Findings indicate that compliance is definitely forcing changes in organizations’ data warehousing and BI practices. Currently, 35% say that their organizations have had to modify applications and/or data analysis methods to comply with new customer privacy regulations. Another 28% say they will have to make changes to their applications or analysis methods within the next six to 12 months in order to be in compliance. This trend will only increase as more government and industry-sponsored consumer privacy regulations are enacted.


The purpose of this survey was to generate findings to gauge the extent to which companies are implementing/distributing BI analytics throughout their organization in support of their enterprise analytics initiatives, and to identify key application development issues and trends.
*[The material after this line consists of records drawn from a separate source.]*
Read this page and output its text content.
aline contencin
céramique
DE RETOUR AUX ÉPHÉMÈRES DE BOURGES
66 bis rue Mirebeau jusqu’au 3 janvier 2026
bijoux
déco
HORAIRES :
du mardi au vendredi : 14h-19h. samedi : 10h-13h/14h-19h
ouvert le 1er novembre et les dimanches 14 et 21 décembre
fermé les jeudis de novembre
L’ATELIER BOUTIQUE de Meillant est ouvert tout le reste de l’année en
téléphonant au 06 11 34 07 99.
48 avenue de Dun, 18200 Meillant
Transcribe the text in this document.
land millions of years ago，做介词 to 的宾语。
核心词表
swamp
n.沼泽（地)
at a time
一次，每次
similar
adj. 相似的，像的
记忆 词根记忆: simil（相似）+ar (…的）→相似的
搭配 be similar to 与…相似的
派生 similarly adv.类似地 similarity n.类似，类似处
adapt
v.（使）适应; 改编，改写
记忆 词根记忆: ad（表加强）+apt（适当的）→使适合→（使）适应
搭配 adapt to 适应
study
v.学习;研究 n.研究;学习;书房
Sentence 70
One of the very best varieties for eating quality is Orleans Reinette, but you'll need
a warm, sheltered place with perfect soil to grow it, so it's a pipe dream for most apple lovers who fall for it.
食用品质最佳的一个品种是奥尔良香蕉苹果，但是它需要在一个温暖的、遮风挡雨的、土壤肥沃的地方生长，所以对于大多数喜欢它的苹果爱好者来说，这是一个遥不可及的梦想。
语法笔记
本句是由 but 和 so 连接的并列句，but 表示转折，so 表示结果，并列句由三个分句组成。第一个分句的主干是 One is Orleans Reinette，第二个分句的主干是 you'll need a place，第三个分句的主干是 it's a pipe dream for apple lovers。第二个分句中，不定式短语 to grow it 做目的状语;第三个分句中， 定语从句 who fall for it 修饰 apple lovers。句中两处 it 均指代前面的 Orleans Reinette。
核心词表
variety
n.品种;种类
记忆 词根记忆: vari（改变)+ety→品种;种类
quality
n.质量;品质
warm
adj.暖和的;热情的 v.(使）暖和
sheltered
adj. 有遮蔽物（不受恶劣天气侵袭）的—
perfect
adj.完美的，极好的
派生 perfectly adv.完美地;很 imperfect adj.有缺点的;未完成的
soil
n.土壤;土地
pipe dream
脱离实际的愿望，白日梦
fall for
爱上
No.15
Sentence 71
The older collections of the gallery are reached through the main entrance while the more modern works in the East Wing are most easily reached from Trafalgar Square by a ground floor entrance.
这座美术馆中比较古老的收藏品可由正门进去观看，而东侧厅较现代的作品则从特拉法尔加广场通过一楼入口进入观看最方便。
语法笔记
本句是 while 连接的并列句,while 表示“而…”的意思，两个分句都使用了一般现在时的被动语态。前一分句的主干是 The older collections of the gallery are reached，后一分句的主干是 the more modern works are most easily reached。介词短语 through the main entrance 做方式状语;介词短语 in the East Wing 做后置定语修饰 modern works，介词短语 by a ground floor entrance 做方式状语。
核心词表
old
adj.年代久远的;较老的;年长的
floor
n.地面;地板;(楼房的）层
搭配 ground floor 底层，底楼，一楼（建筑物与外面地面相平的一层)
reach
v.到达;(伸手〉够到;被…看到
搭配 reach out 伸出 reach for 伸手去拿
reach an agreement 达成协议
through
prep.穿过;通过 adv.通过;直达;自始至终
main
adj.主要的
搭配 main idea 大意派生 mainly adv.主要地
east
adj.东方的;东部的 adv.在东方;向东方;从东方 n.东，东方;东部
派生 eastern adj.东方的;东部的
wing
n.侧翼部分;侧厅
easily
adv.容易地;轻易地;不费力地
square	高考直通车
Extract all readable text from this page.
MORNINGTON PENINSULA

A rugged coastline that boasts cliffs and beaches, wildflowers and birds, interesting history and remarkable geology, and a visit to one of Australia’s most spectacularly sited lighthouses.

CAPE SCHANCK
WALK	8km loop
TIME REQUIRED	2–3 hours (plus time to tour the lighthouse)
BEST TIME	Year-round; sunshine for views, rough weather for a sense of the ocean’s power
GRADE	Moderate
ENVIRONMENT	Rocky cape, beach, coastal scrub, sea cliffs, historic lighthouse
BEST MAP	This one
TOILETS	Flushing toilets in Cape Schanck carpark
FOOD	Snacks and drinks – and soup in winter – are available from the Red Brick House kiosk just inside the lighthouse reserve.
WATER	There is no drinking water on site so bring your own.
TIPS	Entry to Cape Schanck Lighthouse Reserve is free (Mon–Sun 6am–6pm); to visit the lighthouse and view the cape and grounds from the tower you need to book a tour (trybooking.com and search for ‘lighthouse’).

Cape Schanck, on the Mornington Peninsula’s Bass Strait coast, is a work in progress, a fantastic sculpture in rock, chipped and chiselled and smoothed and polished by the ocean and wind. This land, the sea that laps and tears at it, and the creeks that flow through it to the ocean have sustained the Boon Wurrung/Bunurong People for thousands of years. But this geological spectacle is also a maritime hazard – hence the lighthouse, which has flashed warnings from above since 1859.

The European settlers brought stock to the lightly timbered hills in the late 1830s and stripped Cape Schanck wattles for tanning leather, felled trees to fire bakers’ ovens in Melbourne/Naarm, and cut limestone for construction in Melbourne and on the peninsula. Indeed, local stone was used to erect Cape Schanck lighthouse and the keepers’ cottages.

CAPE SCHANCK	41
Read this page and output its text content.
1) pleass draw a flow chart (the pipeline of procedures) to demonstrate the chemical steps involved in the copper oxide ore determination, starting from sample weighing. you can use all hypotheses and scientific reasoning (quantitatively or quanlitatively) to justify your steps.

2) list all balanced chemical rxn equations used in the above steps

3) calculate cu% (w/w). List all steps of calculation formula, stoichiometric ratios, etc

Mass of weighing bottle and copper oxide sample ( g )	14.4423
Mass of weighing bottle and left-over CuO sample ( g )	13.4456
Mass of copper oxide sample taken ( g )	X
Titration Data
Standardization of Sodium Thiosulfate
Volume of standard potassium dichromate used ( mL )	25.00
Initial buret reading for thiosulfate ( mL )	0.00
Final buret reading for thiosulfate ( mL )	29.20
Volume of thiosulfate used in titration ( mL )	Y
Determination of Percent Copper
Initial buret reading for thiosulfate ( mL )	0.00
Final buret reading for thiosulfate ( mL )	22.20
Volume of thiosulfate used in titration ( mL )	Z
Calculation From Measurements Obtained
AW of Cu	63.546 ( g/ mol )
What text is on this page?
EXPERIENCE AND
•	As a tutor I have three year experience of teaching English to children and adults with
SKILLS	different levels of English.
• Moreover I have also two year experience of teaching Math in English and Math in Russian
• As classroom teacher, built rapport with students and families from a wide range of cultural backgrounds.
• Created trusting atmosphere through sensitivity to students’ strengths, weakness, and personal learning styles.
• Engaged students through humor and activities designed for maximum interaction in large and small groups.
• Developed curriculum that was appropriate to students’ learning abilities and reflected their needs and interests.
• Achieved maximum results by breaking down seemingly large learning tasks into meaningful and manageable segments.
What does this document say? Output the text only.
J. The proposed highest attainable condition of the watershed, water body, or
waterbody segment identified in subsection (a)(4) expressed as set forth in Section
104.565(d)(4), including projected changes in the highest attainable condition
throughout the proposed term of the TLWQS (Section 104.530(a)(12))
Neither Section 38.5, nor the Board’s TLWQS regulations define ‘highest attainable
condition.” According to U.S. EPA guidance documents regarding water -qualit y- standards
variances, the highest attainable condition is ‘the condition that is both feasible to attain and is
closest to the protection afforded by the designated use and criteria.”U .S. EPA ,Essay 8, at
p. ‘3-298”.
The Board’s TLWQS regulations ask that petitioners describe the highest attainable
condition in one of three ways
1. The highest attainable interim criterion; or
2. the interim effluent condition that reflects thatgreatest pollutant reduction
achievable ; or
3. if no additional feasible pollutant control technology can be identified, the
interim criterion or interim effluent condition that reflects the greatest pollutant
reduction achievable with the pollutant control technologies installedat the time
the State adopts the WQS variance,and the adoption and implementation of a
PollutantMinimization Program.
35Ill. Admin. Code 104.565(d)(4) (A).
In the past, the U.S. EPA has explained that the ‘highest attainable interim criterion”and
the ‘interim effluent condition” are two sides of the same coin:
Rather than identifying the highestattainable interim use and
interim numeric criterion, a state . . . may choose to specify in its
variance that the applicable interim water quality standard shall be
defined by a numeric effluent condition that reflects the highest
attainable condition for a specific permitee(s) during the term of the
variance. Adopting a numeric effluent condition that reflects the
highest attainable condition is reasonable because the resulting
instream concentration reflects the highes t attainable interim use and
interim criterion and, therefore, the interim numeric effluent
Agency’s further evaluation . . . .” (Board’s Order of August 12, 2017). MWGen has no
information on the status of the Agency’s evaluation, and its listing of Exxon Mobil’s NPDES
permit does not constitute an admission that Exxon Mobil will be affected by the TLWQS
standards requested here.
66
Despite common knowledge that data quality is crucial to the overall success of both analytical and operational systems, only a limited number of organizations express complete confidence in the quality of their customer data. The reality is that the majority of organizations (85%) still have a long road ahead of them until they achieve the level of customer data quality they desire (and require). In the short term, this trend will not change or will change slowly. Over the long term, however, this trend will have to change as more and more organizations are forced to conduct studies on their analytic applications in order to measure and optimize their effectiveness and increase their ROI.

My findings covered in this Update point to various trends and considerations:

Data stewards are a vital part of any organization’s data quality initiative because they provide the all-important authority figure that can actually set and enforce enterprise data quality standards and policies. Thus, the more power they have, the better chance they have to overcome the cultural and political issues that are sure to arise as they try to enforce policy. Consequently, a better term for them might be “data dictators.”

Organizations’ use of privacy czars as a way to indicate to their customers and regulatory bodies that they take privacy regulations seriously will remain a popular trend for the foreseeable future. The bottom line is that if your company does not have a privacy czar (and is not planning to designate one within the next six to 12 months), it is lagging behind the general trend.

Compliance with consumer privacy regulations is definitely affecting organizations’ data warehousing and BI efforts. Moreover, the need to modify data analysis applications and practices will become increasingly common as new government regulations and industry practices are enacted. Consequently, organizations should seek to employ BI application architectures and processes that they can easily adapt to meet constantly changing regulatory requirements.